Olivier Blanchard eyes ugly 'end game' for Japan on debt spiral
. . . how the hell does a country decide to allow the debt level to reach 250% of GDP?
"Japan is heading for a full-blown solvency crisis as the country runs out of local investors and may ultimately be forced to inflate away its debt in a desperate end-game, one of the world’s most influential economists has warned.
Olivier Blanchard, former chief economist at the International Monetary Fund, said zero interest rates have disguised the underlying danger posed by Japan’s public debt, likely to reach 250pc of GDP this year and spiraling upwards on an unsustainable trajectory."
I can still remember back in the 1980s when Japan was going to take over the world, and the value of land in Tokyo was higher than all the land in the US. Needless to say, that little bubble popped. Soon after, Japan slid into its old age, with its economy barely able to get up to use the toilet.
The article starts out focused and worried about Japan, but quickly turns its attention to Europe, as it should.

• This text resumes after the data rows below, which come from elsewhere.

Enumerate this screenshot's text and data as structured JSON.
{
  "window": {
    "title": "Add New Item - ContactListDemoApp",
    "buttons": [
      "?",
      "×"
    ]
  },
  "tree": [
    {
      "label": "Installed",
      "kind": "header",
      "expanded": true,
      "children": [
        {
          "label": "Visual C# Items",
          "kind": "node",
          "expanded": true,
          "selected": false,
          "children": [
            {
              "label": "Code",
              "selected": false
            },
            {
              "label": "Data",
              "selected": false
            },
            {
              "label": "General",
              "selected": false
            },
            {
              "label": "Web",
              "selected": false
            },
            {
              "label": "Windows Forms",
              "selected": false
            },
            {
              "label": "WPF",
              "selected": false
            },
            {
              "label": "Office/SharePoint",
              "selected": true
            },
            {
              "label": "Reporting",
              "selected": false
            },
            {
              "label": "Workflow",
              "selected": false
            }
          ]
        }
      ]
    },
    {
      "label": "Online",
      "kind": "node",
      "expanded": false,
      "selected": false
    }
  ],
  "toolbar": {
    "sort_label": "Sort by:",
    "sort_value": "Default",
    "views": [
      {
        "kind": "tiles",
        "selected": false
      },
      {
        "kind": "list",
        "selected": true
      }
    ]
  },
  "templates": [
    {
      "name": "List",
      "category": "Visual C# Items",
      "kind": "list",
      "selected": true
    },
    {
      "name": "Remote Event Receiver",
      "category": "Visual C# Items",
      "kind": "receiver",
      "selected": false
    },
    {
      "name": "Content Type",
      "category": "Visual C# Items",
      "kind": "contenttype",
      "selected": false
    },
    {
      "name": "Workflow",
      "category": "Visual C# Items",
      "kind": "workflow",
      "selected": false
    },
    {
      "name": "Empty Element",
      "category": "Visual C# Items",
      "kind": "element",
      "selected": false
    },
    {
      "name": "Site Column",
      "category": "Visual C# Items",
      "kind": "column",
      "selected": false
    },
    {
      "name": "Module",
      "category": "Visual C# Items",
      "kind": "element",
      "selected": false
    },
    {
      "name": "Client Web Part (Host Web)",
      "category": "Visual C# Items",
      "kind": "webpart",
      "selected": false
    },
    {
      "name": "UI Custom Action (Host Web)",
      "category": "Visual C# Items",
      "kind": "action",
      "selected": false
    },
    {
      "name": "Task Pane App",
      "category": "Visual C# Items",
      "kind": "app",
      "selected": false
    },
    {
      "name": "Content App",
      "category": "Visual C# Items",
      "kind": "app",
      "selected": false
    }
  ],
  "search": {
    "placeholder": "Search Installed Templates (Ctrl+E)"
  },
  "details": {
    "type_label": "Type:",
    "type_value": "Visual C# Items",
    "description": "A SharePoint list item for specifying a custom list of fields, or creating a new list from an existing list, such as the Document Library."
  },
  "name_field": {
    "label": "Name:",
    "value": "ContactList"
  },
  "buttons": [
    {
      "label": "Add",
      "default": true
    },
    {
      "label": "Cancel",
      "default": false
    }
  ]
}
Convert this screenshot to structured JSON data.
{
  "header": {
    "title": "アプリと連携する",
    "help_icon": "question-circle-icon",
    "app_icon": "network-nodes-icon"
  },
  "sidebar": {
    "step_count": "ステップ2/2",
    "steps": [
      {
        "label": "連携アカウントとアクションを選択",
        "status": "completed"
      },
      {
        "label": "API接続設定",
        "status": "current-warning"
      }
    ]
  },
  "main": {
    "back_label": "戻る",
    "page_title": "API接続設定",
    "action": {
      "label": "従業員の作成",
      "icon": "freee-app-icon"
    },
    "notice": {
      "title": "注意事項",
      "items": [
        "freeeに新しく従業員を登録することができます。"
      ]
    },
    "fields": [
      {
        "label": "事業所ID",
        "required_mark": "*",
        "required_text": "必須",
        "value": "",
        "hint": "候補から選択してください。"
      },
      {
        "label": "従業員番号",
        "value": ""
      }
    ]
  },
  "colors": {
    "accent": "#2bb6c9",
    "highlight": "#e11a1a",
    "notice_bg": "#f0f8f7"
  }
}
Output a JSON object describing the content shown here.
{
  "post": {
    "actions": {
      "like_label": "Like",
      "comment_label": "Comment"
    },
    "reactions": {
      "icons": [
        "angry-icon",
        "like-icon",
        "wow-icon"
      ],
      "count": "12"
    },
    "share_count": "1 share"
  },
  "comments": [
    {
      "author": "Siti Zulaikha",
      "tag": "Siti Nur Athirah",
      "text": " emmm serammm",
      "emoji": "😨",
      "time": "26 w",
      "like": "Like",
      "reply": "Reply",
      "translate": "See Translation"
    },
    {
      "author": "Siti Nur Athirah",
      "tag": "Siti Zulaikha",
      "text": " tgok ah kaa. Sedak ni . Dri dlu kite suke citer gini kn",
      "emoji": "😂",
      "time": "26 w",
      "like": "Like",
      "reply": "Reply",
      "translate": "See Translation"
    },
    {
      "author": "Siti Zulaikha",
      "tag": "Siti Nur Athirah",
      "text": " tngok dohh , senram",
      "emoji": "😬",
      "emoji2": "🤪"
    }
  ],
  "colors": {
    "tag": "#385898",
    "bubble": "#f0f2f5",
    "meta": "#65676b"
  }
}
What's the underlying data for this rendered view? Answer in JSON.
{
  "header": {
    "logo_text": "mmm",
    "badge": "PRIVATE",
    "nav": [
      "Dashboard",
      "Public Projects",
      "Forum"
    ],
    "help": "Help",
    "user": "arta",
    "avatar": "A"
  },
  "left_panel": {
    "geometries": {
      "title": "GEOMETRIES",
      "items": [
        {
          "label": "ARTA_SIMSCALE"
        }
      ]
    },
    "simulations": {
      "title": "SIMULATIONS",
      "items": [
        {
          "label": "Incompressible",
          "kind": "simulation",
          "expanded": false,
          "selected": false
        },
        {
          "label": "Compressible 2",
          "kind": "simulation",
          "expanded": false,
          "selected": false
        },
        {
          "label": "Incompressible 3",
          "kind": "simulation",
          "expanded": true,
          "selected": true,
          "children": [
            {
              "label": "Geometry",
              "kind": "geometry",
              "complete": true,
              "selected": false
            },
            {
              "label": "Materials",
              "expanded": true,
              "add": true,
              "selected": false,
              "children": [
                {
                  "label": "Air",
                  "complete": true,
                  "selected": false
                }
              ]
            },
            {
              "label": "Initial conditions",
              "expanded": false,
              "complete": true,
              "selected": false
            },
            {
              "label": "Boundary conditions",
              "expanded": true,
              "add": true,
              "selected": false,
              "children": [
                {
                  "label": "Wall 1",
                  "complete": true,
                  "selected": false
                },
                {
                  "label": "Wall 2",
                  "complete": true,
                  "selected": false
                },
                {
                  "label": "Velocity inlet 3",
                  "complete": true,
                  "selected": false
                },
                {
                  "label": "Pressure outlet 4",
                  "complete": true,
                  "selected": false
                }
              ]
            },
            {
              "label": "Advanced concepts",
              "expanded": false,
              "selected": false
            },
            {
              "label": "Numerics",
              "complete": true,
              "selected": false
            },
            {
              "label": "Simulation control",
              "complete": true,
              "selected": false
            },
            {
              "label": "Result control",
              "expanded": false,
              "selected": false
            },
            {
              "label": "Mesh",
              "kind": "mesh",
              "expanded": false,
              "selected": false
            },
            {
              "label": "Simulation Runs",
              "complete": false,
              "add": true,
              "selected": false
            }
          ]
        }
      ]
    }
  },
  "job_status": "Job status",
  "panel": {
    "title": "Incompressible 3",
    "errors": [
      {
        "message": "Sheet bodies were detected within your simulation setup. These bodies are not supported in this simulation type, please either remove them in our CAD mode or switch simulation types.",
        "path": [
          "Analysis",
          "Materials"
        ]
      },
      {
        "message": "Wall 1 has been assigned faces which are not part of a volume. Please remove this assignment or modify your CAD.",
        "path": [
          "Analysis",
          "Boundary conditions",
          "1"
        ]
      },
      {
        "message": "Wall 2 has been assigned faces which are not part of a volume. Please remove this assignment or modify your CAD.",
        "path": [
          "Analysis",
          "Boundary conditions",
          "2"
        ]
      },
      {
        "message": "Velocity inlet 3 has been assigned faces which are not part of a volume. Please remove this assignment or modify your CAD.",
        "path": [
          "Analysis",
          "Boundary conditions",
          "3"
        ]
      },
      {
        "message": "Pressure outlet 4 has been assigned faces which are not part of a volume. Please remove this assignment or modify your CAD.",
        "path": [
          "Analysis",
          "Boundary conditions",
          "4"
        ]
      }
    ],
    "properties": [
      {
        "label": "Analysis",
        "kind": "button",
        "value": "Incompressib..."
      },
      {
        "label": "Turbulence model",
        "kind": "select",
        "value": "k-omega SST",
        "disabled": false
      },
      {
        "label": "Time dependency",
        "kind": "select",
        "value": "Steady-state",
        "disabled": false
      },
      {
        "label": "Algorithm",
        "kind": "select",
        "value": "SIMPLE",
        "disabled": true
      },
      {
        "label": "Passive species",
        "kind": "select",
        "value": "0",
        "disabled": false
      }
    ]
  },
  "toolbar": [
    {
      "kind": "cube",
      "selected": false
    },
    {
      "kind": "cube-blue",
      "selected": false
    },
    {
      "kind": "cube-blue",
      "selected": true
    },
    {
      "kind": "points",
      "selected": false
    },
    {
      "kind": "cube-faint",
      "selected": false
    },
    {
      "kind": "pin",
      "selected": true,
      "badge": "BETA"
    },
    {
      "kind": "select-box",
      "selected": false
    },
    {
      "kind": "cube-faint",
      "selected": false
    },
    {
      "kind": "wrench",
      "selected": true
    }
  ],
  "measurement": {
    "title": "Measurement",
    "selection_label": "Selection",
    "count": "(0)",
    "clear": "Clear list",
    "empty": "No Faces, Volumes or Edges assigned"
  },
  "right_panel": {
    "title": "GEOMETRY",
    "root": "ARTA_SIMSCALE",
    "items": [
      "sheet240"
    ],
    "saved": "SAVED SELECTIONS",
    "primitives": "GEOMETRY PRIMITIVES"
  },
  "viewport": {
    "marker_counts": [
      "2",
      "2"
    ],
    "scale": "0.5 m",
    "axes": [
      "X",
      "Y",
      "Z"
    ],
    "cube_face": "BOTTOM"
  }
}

I keep asking myself, who would lend money to the Japanese? Only younger Japanese. Demographically, Japan is dying. There are too many old, too few young, and the workforce is contracting. They will need to achieve near perfect robotization to fill their factory floors, take care of the old, keep the water, and sewers running, and babysit the vanishingly few children. How long before all that is left is an island of robots? Well, we know when Japan has reached that point when the robots are making 2nd generation sex robots to satisfy the 1st generation sex robots.
Europe is hot on Japan's heels with bad demographics, an impossibly weak economy, and a large number of nations which appear to be in permanent economic depression.
The solution to these problems is not particularly difficult, but requires tax reform, work rule reforms, wage reforms, union reforms, political reforms, welfare reforms and there is less than zero interest in any of this. The Germanic north, and Scandinavia seem to be willing to make serious reforms, and when implemented, the reforms, work well. They might be slow in implementing these changes, but they happen. The south is unwilling to even contemplate real change.
Eventually the article glances off the whole Brexit problem, but answers no questions. Britain is faced with this question, should it stay in the Eurozone, build its relations there becoming a full member? Or should Britain leave the Eurozone and build relations elsewhere?
The above analysis seems compelling. Europe is mostly a disaster sliding into economic catastrophe. Why would Britain agree to that? Belgium, France, Portugal, Spain, Italy, Greece, and more are in dire shape, with debt averaging well above 100% of GDP. All claim to be following the rules, but still debt seems to increase endlessly. These countries are in what amounts to a permanent depression. Exactly what does Britain stand to gain from these relationships? Debt? Obligations?
Perhaps it is time to look elsewhere. Perhaps the NAFTA could provide some direction. Britain could turn away from Europe, and turn to its former colonies, like Canada, and even America. It could form, or join existing trade agreements between these nations. The nations involved in NAFTA have far more economic potential than do the European countries. These are mostly active and healthy economies.
It will be interesting to see what Britain does. I await the referendum.